Selasa (02.33), 01 Juni 2021
------------------------
Almer Seabert, suami Selby Seabert yang menurut informasi merupakan wanita yang selamat dari insiden kebakaran di panti asuhan tempat Senator Adlan Leighton pernah tinggal, langsung mengenali Gavin sebagai lelaki yang pernah datang untuk menemui istrinya. Tapi sama seperti pertemuan pertama mereka, ada raut bingung di wajah lelaki lima puluh tahunan itu.
“Maaf kalau saya terkesan tidak sopan. Tapi mengapa Anda datang lagi? Kondisi istri saya masih sama seperti saat Anda datang sebelumnya. Dia tidak akan bisa menjawab pertanyaan Anda.” Almer berkata begitu Simon dan Gavin duduk di ruang tamunya.
Di pertemuan pertama mereka, Gavin terang-terangan menceritakan bahwa dirinya bekerja untuk pemerintah dan tengah menyelidiki suatu kasus yang berhubungan dengan panti asuhan tempat istrinya pernah tinggal. Awalnya Almer bersikap waspada pada dirinya. Namun setelah yakin Gavin tidak bermaksud jahat dan benar-benar hanya datang untuk mencari informasi, diapun mulai memercayai lelaki itu.
“Saya juga minta maaf karena terpaksa kembali mengganggu Anda. Tapi penyelidikan kami memaksa saya harus kembali ke sini. Sepertinya istri Anda satu-satunya harapan kami untuk menemukan petunjuk selanjutnya,” Gavin berkata dengan nada menyesal.

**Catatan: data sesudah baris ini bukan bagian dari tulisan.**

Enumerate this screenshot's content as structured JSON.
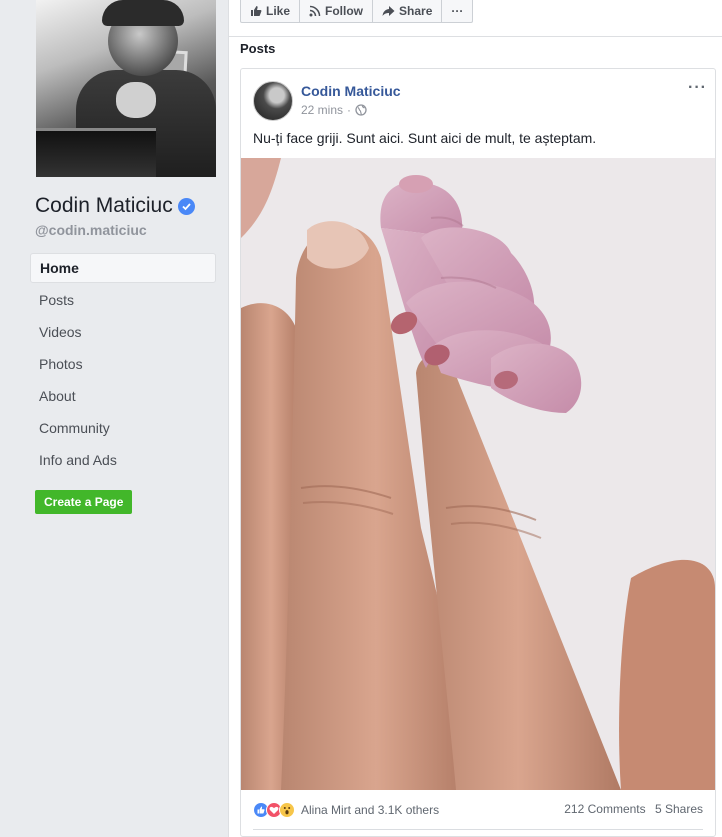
{
  "page": {
    "name": "Codin Maticiuc",
    "handle": "@codin.maticiuc"
  },
  "nav": {
    "items": [
      {
        "label": "Home",
        "active": true
      },
      {
        "label": "Posts",
        "active": false
      },
      {
        "label": "Videos",
        "active": false
      },
      {
        "label": "Photos",
        "active": false
      },
      {
        "label": "About",
        "active": false
      },
      {
        "label": "Community",
        "active": false
      },
      {
        "label": "Info and Ads",
        "active": false
      }
    ]
  },
  "create_page_label": "Create a Page",
  "action_bar": {
    "like_label": "Like",
    "follow_label": "Follow",
    "share_label": "Share",
    "more_label": "···"
  },
  "posts_heading": "Posts",
  "post": {
    "author": "Codin Maticiuc",
    "time": "22 mins",
    "meta_separator": "·",
    "text": "Nu-ți face griji. Sunt aici. Sunt aici de mult, te așteptam.",
    "options_label": "···",
    "reaction_names": "Alina Mirt and 3.1K others",
    "comments": "212 Comments",
    "shares": "5 Shares"
  },
  "colors": {
    "link_blue": "#365899",
    "verified_blue": "#4a88f7",
    "create_green": "#42b72a",
    "background": "#e9ebee"
  },
  "icons": {
    "verified": "verified-badge-icon",
    "like": "thumbs-up-icon",
    "follow": "rss-icon",
    "share": "share-arrow-icon",
    "privacy": "globe-icon"
  }
}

“Tapi istri saya benar-benar tidak bisa memberikan informasi apapun,” Almer berusaha meyakinkan. Dia tidak akan membiarkan Gavin atau siapapun memaksa mendapat informasi dari istrinya yang tengah sakit.

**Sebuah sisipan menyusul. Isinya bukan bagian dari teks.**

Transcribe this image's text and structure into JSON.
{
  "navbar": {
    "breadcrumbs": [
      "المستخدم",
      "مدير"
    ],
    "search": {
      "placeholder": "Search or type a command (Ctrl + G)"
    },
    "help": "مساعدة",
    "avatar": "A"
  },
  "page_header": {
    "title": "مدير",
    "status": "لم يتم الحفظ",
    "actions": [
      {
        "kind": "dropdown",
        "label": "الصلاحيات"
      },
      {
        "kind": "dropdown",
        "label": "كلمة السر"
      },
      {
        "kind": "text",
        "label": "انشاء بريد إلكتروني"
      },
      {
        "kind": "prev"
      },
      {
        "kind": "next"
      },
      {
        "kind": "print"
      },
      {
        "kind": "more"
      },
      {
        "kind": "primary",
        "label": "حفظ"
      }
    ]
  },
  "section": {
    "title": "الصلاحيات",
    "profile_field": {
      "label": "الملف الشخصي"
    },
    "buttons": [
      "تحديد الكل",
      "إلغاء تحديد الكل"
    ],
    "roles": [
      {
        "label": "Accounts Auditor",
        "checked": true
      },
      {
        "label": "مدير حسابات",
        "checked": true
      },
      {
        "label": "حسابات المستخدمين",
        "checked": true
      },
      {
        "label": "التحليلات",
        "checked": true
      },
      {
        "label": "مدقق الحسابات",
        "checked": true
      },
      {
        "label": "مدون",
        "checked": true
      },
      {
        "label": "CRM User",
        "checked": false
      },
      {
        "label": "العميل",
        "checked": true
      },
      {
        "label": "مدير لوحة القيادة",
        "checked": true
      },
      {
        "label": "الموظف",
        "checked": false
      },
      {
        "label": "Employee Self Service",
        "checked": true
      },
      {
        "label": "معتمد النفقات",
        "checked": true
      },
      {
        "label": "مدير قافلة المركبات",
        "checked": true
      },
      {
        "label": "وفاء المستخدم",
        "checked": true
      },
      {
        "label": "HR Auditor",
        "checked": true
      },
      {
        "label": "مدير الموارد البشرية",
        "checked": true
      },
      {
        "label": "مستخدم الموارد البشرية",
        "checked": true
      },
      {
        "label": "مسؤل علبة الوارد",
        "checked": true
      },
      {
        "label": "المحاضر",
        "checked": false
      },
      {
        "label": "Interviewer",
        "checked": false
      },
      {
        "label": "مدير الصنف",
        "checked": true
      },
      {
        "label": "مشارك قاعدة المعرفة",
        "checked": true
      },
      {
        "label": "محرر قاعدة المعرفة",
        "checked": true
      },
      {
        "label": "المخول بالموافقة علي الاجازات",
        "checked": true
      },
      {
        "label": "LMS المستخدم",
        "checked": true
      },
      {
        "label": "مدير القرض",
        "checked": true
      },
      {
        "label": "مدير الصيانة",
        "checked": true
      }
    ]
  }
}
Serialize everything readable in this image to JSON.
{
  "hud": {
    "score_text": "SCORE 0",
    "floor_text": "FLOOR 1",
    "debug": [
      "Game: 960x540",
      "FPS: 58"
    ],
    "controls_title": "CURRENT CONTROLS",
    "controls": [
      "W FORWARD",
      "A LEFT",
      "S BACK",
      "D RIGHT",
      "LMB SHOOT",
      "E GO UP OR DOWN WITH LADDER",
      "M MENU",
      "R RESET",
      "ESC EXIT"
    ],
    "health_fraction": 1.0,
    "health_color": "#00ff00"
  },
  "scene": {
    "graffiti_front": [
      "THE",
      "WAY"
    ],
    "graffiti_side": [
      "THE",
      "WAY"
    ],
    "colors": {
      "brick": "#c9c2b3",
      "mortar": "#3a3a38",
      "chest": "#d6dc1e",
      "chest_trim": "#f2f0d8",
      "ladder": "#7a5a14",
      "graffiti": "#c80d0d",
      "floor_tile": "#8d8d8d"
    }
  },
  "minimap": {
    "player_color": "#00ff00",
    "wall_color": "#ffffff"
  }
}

“Iya, saya mengerti. Kedatangan kami kali ini ingin mencari tahu apa mungkin istri Anda memiliki buku harian atau semacamnya. Bisa juga corat-coret tentang pengalamannya saat diadopsi atau selama tinggal di panti asuhan.”
Perasaan lega tampak dalam sorot mata Almer mengetahui bahwa Gavin dan lelaki yang bernama Simon itu tidak bermaksud mendesak istrinya. Lalu keningnya berkerut mencoba mengingat, sementara Simon dan Gavin menunggu dengan tegang. Dalam hati keduanya berdoa semoga kali ini dewi fortuna ada di pihak mereka.

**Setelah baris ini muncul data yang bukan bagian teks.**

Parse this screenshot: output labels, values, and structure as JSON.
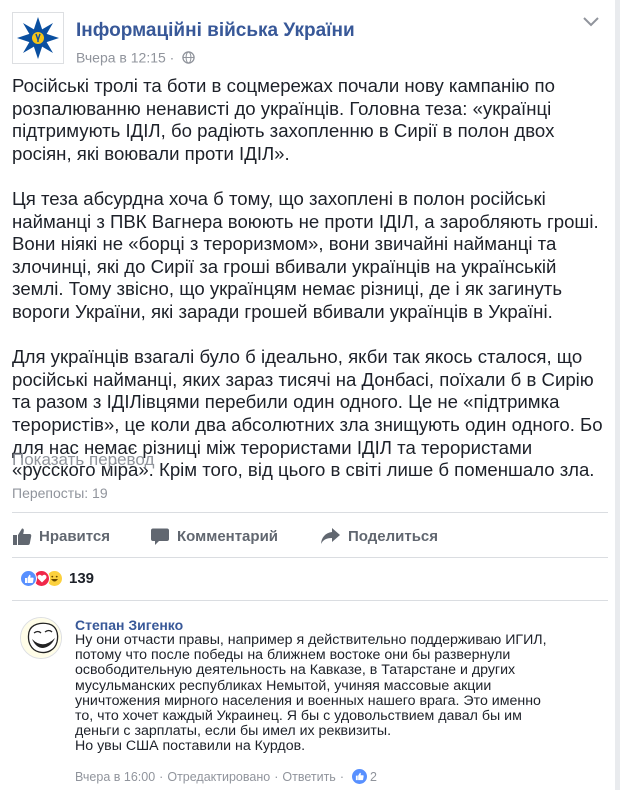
{
  "post": {
    "page_name": "Інформаційні війська України",
    "timestamp": "Вчера в 12:15",
    "meta_separator": "·",
    "paragraphs": [
      "Російські тролі та боти в соцмережах почали нову кампанію по розпалюванню ненависті до українців. Головна теза: «українці підтримують ІДІЛ, бо радіють захопленню в Сирії в полон двох росіян, які воювали проти ІДІЛ».",
      "Ця теза абсурдна хоча б тому, що захоплені в полон російські найманці з ПВК Вагнера воюють не проти ІДІЛ, а заробляють гроші. Вони ніякі не «борці з тероризмом», вони звичайні найманці та злочинці, які до Сирії за гроші вбивали українців на українській землі. Тому звісно, що українцям немає різниці, де і як загинуть вороги України, які заради грошей вбивали українців в Україні.",
      "Для українців взагалі було б ідеально, якби так якось сталося, що російські найманці, яких зараз тисячі на Донбасі, поїхали б в Сирію та разом з ІДІЛівцями перебили один одного. Це не «підтримка терористів», це коли два абсолютних зла знищують один одного. Бо для нас немає різниці між терористами ІДІЛ та терористами «русского міра». Крім того, від цього в світі лише б поменшало зла."
    ],
    "translate_link": "Показать перевод",
    "reposts": "Перепосты: 19"
  },
  "actions": {
    "like": "Нравится",
    "comment": "Комментарий",
    "share": "Поделиться"
  },
  "reactions": {
    "icons": [
      "like-icon",
      "love-icon",
      "haha-icon"
    ],
    "count": "139"
  },
  "comment": {
    "author": "Степан Зигенко",
    "lines": [
      "Ну они отчасти правы, например я действительно поддерживаю ИГИЛ,",
      "потому что после победы на ближнем востоке они бы развернули",
      "освободительную деятельность на Кавказе, в Татарстане и других",
      "мусульманских республиках Немытой, учиняя массовые акции",
      "уничтожения мирного населения и военных нашего врага. Это именно",
      "то, что хочет каждый Украинец. Я бы с удовольствием давал бы им",
      "деньги с зарплаты, если бы имел их реквизиты.",
      "Но увы США поставили на Курдов."
    ],
    "time": "Вчера в 16:00",
    "edited": "Отредактировано",
    "reply": "Ответить",
    "sep": "·",
    "like_count": "2"
  },
  "colors": {
    "link_blue": "#385898",
    "meta_gray": "#90949c",
    "action_gray": "#616770",
    "like_blue": "#5890ff",
    "love_red": "#f0284a",
    "haha_yellow": "#fcd13e"
  }
}
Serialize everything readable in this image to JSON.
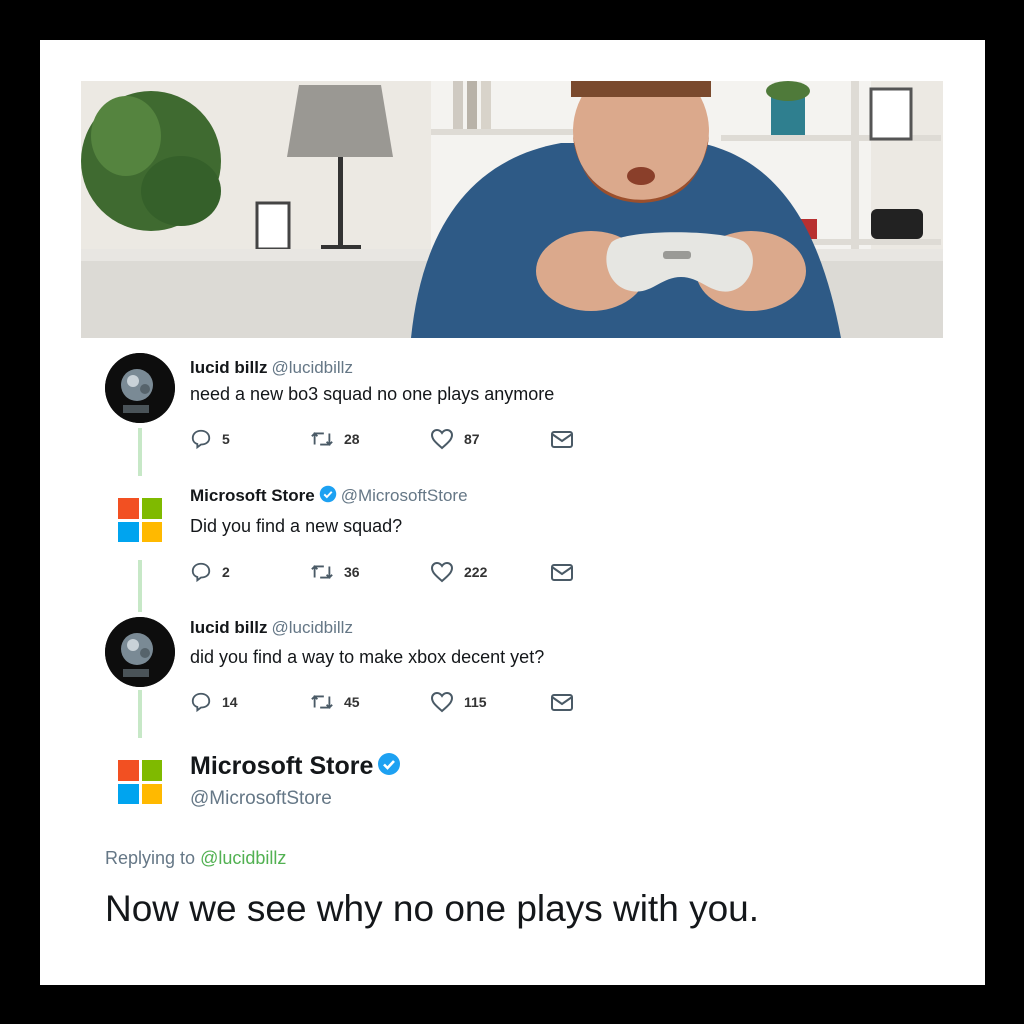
{
  "tweets": [
    {
      "name": "lucid billz",
      "handle": "@lucidbillz",
      "text": "need a new bo3 squad no one plays anymore",
      "replies": "5",
      "retweets": "28",
      "likes": "87"
    },
    {
      "name": "Microsoft Store",
      "handle": "@MicrosoftStore",
      "text": "Did you find a new squad?",
      "replies": "2",
      "retweets": "36",
      "likes": "222"
    },
    {
      "name": "lucid billz",
      "handle": "@lucidbillz",
      "text": "did you find a way to make xbox decent yet?",
      "replies": "14",
      "retweets": "45",
      "likes": "115"
    }
  ],
  "final_tweet": {
    "name": "Microsoft Store",
    "handle": "@MicrosoftStore",
    "replying_label": "Replying to",
    "replying_mention": "@lucidbillz",
    "text": "Now we see why no one plays with you."
  },
  "avatar_badge": "BILLZ",
  "colors": {
    "ms_red": "#f25022",
    "ms_green": "#7fba00",
    "ms_blue": "#00a4ef",
    "ms_yellow": "#ffb900",
    "verified_blue": "#1da1f2",
    "thread_line": "#c7e8c7"
  },
  "icons": [
    "reply-icon",
    "retweet-icon",
    "like-icon",
    "dm-icon",
    "verified-icon",
    "microsoft-logo"
  ]
}
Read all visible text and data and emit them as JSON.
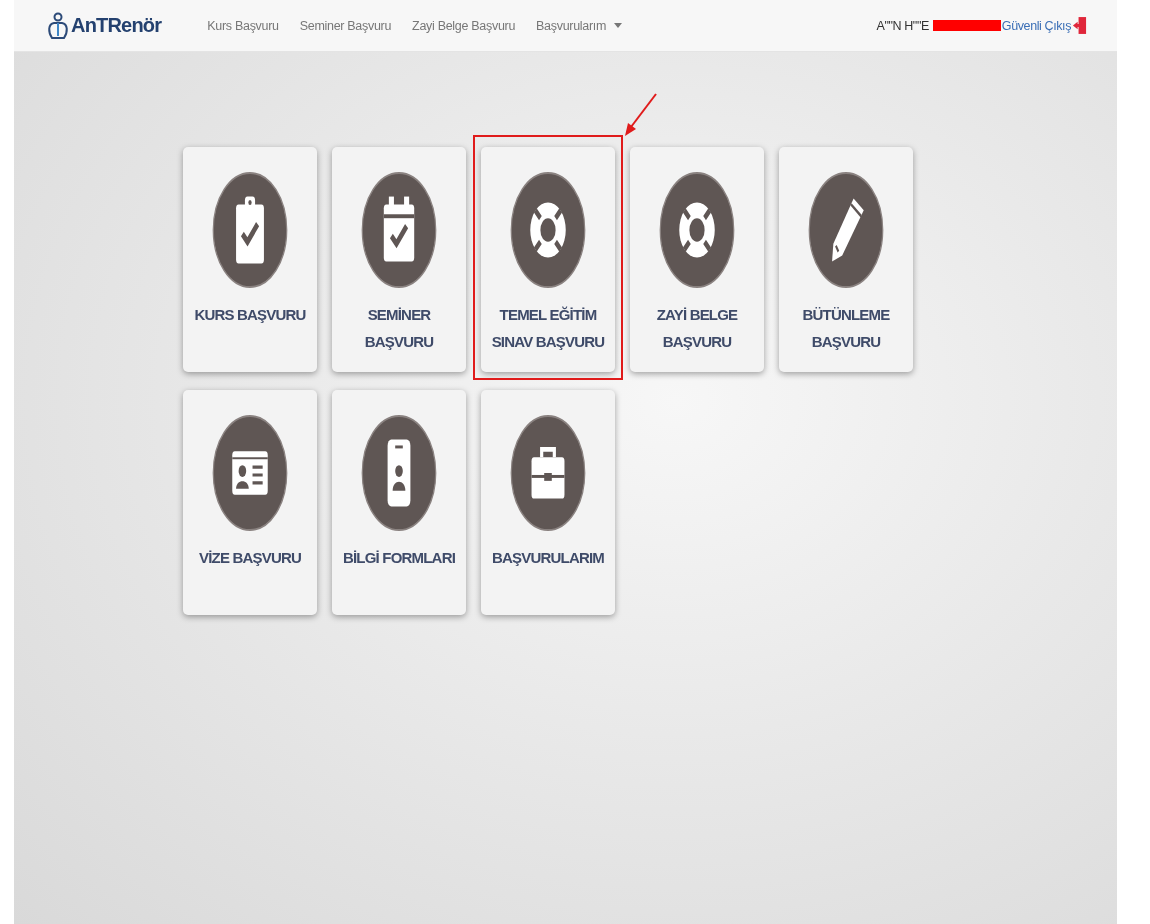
{
  "header": {
    "brand": "AnTRenör",
    "nav": [
      {
        "label": "Kurs Başvuru",
        "kind": "link"
      },
      {
        "label": "Seminer Başvuru",
        "kind": "link"
      },
      {
        "label": "Zayi Belge Başvuru",
        "kind": "link"
      },
      {
        "label": "Başvurularım",
        "kind": "dropdown"
      }
    ],
    "user": "A\"\"N H\"\"E",
    "redacted": true,
    "logout": "Güvenli Çıkış"
  },
  "tiles": [
    {
      "label": "KURS BAŞVURU",
      "kind": "clipboard",
      "highlighted": false
    },
    {
      "label": "SEMİNER BAŞVURU",
      "kind": "calendar",
      "highlighted": false
    },
    {
      "label": "TEMEL EĞİTİM SINAV BAŞVURU",
      "kind": "lifebuoy",
      "highlighted": true
    },
    {
      "label": "ZAYİ BELGE BAŞVURU",
      "kind": "lifebuoy",
      "highlighted": false
    },
    {
      "label": "BÜTÜNLEME BAŞVURU",
      "kind": "pencil",
      "highlighted": false
    },
    {
      "label": "VİZE BAŞVURU",
      "kind": "idcard",
      "highlighted": false
    },
    {
      "label": "BİLGİ FORMLARI",
      "kind": "phone",
      "highlighted": false
    },
    {
      "label": "BAŞVURULARIM",
      "kind": "briefcase",
      "highlighted": false
    }
  ]
}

“Ah, sepertinya ada,” mendadak Almer berkata, membuat Simon dan Gavin sama-sama menegakkan punggung.
“Kalau Anda memperbolehkan kami membacanya, itu akan sangat membantu,” ujar Simon.
“Sepertinya ada di loteng bersama tumpukan barang-barang lama kami. Kalau kalian tidak keberatan, akan lebih cepat menemukannya dengan bantuan kalian.”
“Tentu saja,” sahut Gavin, berusaha menahan antusiasme dalam suaranya. Lalu mereka berdua segera mengikuti Almer.
Layaknya gudang pada umumnya, tempat itu berdebu dan pengap. Namun barang-barang ditata cukup rapi membuat mereka tidak harus berdesakan di ruang sempit itu.
“Aku ingat istriku menyimpannya dalam sebuah kardus besar. Sepertinya lebih dari dua kardus. Dia selalu berganti buku tiap bulan. Sepertinya itu memang menjadi kebiasaannya. Dan aku sama sekali tidak mengeluh karena kesukaannya menulis buku harian membuat dia tidak suka bergosip.”
Simon mengangguk setuju sambil memeriksa barang-barang di dekatnya. “Itu memang lebih baik daripada membicarakan keburukan orang lain.”
“Karena itu aku membiarkannya.” Almer mendesah sedih. “Tapi sejak dia sakit, dia sama sekali tidak bisa menulis lagi.”
“Semoga istri Anda bisa segera sembuh,” Gavin berucap sungguh-sungguh sementara Simon hanya diam.
Almer tersenyum seraya mengangguk pelan, namun sorot matanya tampak tidak yakin.
“Jadi, kita harus menemukan kardus!” seru Simon untuk memecahkan suasana yang berubah tak mengenakkan itu.
“Ya,” sahut Almer.
Menit berikutnya, mereka sibuk mencari. Memindah-mindah beberapa barang dan beberapa kali terbatuk karena debu yang beterbangan.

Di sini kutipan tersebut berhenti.